Against the Odds: I Broke Arena with Master of Waves! (Pioneer)
Hello everyone, and welcome to another edition of Against the Odds! After a super-long wait, Pioneer Masters is finally here, which means the final piece of one of my favorite decks—Mono-Blue Devotion—is on Arena for the first time: Master of Waves! While Master of Waves is super strong when played fairly in a blue devotion deck thanks to the sheer amount of bodies it adds to the battlefield, it's even more exciting when played unfairly, like with Mystic Reflection! Our deck's primary goal is to build up blue mana symbols for devotion; play a Master of Waves; and, with its token-creating trigger on the stack, target it with Mystic Reflection so that rather than 1/0 Elementals, Master of Waves will make a bunch more Master of Waves, potentially giving us hundreds of bodies and thousands of power! How good is Mono-Blue Devotion in Pioneer now that Master of Waves is here? How many Master of Waves does it take to break Arena? Let's get to the video and find out on today's Against the Odds!
Against the Odds: Master of Waves Devotion
The Deck
Our deck today is pretty simple. Step one is to find Nykthos, Shrine to Nyx, our most important card and by far the best devotion payoff. Nykthos gives us all the mana we need to pull off our crazy shenanigans!
Of course, we need a bunch of blue pips on the battlefield for Nykthos to make mana, so a huge chunk of our deck is cards that do things we want (like draw cards, be removal, or tutor) that also happen to up our blue-mana-symbol count. We've got Spectral Sailor, Pond Prophet (which is a massive new addition to the deck), and Gadwick, the Wizened for card draw. We've got Merfolk Trickster, Harbinger of the Tides, and Brazen Borrower for removal and then Thassa's Oracle. Oracle is especially strange in the deck since we don't really plan to use it to win the game (although I guess that could happen). Instead, it's basically a tutor, letting us dig X cards deep in our deck, where X is our devotion to blue, to find Nykthos, Shrine to Nyx, Master of Waves, or whatever else we need.
We also have Leyline of Anticipation, which does double duty in our deck. First, it gives all of our stuff flash, which is helpful in general but doubly so when it allows us to flash in our combo on our opponent's end step to avoid sorcery-speed removal and win the game the following turn. Second, if we have it in our opening hand, it gives us two free blue mana symbols. If we ever get a hand with multiple Leylines and Nykthos, look out!
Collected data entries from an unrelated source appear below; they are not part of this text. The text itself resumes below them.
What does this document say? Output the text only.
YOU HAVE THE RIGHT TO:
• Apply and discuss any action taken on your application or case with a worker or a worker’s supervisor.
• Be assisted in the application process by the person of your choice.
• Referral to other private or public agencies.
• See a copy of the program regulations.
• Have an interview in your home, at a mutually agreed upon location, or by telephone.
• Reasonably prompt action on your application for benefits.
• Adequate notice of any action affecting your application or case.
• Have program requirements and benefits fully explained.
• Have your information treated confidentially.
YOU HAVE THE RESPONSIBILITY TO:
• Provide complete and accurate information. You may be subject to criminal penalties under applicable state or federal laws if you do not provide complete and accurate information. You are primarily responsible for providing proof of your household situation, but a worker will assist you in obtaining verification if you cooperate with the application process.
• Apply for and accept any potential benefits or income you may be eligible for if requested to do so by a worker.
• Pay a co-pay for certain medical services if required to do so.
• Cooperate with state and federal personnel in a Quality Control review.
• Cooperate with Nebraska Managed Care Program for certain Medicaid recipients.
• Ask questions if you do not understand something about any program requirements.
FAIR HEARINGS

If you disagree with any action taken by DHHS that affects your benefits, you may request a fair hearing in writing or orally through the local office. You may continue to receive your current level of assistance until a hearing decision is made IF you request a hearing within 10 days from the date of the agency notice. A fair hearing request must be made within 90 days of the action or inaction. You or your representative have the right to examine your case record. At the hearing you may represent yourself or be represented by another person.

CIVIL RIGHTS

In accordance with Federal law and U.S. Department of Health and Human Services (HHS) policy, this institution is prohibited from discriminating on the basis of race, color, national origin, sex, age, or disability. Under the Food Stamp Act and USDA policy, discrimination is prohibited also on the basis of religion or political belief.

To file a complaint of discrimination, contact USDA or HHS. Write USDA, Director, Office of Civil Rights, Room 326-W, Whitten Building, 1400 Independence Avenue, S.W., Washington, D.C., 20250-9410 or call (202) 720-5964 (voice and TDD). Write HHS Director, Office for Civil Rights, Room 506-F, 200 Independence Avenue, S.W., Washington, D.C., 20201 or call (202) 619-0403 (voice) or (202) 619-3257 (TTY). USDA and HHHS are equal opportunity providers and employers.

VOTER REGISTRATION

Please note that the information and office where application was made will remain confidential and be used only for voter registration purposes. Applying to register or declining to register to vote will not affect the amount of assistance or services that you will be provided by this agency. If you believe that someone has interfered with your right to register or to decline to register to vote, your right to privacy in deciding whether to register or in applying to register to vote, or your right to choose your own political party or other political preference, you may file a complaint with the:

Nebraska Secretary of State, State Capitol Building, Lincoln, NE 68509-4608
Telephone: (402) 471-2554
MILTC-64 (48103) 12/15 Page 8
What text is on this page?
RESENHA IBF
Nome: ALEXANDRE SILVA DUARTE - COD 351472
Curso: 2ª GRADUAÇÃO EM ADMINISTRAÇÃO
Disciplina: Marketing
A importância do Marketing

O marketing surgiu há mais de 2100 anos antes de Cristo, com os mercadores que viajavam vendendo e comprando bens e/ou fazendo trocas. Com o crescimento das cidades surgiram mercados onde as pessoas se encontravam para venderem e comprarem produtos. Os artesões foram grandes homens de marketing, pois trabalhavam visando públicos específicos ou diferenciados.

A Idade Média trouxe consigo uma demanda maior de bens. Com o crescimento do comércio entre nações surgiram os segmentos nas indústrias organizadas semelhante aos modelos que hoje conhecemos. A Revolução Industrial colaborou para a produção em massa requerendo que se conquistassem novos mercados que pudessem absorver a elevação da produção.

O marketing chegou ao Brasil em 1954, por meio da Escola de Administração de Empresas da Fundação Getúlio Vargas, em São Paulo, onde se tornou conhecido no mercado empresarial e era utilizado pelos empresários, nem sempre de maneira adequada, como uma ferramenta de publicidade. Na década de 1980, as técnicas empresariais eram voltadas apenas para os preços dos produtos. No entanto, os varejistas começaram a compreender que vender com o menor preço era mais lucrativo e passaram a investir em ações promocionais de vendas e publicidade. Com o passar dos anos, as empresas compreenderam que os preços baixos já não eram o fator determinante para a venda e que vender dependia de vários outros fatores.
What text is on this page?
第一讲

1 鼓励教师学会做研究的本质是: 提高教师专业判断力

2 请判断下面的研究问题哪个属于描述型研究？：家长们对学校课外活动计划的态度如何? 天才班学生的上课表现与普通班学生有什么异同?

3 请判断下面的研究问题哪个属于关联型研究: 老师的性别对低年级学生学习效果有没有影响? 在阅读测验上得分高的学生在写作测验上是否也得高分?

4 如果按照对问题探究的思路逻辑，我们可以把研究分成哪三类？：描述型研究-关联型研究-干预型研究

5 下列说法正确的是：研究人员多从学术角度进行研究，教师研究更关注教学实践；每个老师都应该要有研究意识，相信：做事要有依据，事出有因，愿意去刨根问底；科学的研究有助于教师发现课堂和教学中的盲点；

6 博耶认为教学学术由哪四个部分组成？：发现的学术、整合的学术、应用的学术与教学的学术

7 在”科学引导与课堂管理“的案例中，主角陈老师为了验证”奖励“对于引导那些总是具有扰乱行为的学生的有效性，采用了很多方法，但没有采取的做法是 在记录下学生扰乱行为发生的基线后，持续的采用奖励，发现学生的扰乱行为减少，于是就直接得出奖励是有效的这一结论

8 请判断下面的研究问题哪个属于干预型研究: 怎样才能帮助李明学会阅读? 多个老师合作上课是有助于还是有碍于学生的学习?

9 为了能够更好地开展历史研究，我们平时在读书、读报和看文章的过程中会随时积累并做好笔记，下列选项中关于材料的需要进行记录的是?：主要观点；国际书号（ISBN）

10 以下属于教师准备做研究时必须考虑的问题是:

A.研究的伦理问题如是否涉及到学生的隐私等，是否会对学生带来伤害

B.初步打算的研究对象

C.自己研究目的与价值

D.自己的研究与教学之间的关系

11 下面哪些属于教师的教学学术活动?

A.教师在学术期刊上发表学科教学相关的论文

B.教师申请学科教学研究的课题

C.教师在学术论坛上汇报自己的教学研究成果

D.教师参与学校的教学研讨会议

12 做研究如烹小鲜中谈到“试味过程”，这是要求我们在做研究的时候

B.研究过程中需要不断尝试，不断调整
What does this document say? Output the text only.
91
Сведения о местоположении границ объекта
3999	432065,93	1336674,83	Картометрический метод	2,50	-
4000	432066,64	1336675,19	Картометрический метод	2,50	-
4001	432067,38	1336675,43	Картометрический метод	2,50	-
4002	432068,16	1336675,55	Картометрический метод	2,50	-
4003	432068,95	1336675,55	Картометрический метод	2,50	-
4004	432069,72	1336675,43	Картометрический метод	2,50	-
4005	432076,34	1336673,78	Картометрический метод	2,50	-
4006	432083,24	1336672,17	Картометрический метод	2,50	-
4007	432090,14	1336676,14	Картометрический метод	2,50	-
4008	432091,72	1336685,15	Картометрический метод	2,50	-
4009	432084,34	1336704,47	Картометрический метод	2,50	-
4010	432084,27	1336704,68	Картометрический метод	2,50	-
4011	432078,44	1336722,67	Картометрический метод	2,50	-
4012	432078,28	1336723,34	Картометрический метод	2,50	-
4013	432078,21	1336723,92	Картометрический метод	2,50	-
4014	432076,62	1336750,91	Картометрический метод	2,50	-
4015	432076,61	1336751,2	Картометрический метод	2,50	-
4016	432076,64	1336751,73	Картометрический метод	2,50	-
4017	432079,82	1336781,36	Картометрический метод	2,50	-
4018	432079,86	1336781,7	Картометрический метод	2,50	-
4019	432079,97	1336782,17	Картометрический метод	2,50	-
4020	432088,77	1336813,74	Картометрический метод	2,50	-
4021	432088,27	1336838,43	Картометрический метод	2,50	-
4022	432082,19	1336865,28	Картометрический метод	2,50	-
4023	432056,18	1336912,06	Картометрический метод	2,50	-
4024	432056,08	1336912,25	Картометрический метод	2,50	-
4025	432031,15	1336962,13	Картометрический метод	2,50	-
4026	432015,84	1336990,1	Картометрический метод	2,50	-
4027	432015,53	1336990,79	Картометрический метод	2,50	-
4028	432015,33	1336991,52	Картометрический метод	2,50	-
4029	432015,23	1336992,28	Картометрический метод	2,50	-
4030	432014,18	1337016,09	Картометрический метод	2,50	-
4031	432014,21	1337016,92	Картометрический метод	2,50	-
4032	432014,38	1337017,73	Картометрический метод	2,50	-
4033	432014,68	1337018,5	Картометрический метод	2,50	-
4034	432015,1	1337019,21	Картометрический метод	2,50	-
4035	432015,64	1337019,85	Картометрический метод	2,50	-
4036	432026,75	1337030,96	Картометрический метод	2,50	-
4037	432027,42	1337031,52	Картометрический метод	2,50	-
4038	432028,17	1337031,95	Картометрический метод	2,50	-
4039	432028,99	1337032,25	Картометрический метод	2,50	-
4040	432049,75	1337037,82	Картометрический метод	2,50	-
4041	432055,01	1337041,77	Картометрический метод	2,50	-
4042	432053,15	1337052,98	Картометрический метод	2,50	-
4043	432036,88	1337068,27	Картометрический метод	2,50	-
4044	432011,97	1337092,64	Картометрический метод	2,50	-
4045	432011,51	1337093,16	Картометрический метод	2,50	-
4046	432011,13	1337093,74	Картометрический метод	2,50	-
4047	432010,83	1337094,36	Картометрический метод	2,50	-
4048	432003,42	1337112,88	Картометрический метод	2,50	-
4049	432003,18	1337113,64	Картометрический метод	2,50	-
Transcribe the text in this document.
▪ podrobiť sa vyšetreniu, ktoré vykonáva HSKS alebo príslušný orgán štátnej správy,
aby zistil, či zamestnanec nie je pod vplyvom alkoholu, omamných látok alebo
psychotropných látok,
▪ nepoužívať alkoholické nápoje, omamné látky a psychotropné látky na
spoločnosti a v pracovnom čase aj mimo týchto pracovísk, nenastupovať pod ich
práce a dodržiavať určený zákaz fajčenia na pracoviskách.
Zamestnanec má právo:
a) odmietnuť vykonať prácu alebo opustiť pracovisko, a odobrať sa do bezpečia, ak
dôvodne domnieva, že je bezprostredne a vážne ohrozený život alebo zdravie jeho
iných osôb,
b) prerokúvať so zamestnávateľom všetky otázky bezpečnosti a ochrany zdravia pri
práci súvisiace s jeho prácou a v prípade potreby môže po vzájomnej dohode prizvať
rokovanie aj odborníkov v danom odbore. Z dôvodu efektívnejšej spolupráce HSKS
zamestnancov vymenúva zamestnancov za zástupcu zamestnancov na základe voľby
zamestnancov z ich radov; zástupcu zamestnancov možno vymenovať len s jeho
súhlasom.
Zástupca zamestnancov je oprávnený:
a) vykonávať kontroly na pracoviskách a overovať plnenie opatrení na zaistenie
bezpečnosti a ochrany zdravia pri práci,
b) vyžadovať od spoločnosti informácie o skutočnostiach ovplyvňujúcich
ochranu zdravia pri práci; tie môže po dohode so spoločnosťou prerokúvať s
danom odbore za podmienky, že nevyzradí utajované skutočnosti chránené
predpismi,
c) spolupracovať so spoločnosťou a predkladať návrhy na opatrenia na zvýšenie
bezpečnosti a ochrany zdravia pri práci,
Finally, we have our combo: Master of Waves and Mystic Reflection. One of the biggest upsides of our combo is that both pieces are strong on their own. If you watch the games with the deck, you'll see we got several wins just by casting Master of Waves fairly. Meanwhile, Mystic Reflection can be used as a weird removal spell. If our opponent plays a bomb creature, we can target our worst creature with Mystic Reflection and make our opponent's bomb enter as a harmless 1/1 rather than a game-ending threat! But the real power of these two cards is using them together.
As I mentioned in the intro, the deck's main trick is to use Mystic Reflection to target Master of Waves with Master of Waves' token-making trigger on the stack. Let's say we have a relatively low devotion count when this starts, with just a single Merfolk Trickster on the battlefield. The first Master of Waves will make three more Masters, and each of these will up our devotion count, increasing it from three to six. So now, each of these new Mystic Reflection versions of Master of Waves will make six Elementals (giving us 18 in total), while each Master of Waves will also pump all of those Elementals, making them into 4/3s, giving us something like 80 power! And this example is with an extremely low devotion count. With higher devotion (or with multiple Mystic Reflections), it's pretty easy to make hundreds of tokens and thousands of power with this trick . . . assuming Arena doesn't crash along the way.
Wrap-Up
Record-wise, we technically went 12-4 with the deck, although I don't put much weight in the record considering this was in best-of-one during early-access day. The more important thing is that the deck felt surprisingly solid. Sure, the combo is flashy, hilarious, and game-ending. But even when we didn't draw the combo, we still managed to pick up a lot of wins, in large part because of Master of Waves! If you like drawing lots of cards, making tons of mana, and maybe breaking Magic Arena, keep Master of Waves Blue Devotion in mind! It's super fun to play!